Cicero at the Political Insider blog wonders whether freshly-minted Libertarian Bob Barr can be convinced to run for president.
Barr looked beyond the House throughout his political career. He ran for Senate in 1992 and openly mused about a 2000 presidential run in 1998. While he would not win the presidency as a Libertarian, he would be the party's highest-profile candidate since it nominated ex-Rep. Ron Paul of Texas, also a Republican, in 1988. Paul's candidacy led for many calls for his inclusion in the presidential debates, and a Libertarian candidacy by Barr would draw similar calls.
Why would Barr run? His post-congressional focus on privacy issues and the domestic excesses of the War on Terror could give him a real base. None of the leading Republican candidates has offered substantial criticism of post-9/11 U.S. civil liberties policies, nor has Sen. Hillary Clinton. A third party candidate stressing such issues might find a following.

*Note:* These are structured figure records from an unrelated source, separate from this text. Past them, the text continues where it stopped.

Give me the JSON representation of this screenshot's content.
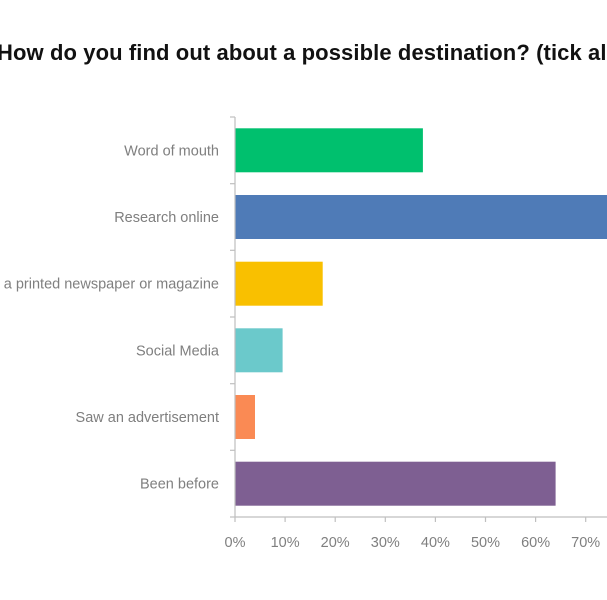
{
  "chart_data": {
    "type": "bar",
    "orientation": "horizontal",
    "title": "How do you find out about a possible destination? (tick all that apply)",
    "categories": [
      "Word of mouth",
      "Research online",
      "In a printed newspaper or magazine",
      "Social Media",
      "Saw an advertisement",
      "Been before"
    ],
    "values": [
      37.5,
      76,
      17.5,
      9.5,
      4,
      64
    ],
    "colors": [
      "#00c06e",
      "#4f7bb7",
      "#f9c000",
      "#6bc9cb",
      "#fa8a54",
      "#7e5f92"
    ],
    "xlim": [
      0,
      80
    ],
    "xticks": [
      0,
      10,
      20,
      30,
      40,
      50,
      60,
      70
    ],
    "xtick_labels": [
      "0%",
      "10%",
      "20%",
      "30%",
      "40%",
      "50%",
      "60%",
      "70%"
    ],
    "xlabel": "",
    "ylabel": "",
    "grid": false,
    "axis_color": "#bfbfbf"
  }
}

That's interesting speculation, but Barr himself says he won't take the plunge. And third party candidacies aren't observable in utero like major party candidacies. We can see how interested Mitt Romney is in running by how many advisers he signs up, how much money he raises, how many fags he smashes up with baseball bats. He needs to do that to edge out the many other competitors for the job and win over the millions of primary voters. But third party candidates can win their party's nominations with only a little organization and planning, so there's no way of telling if Barr is quietly interested in a bid. We have to take him at his word that he's not.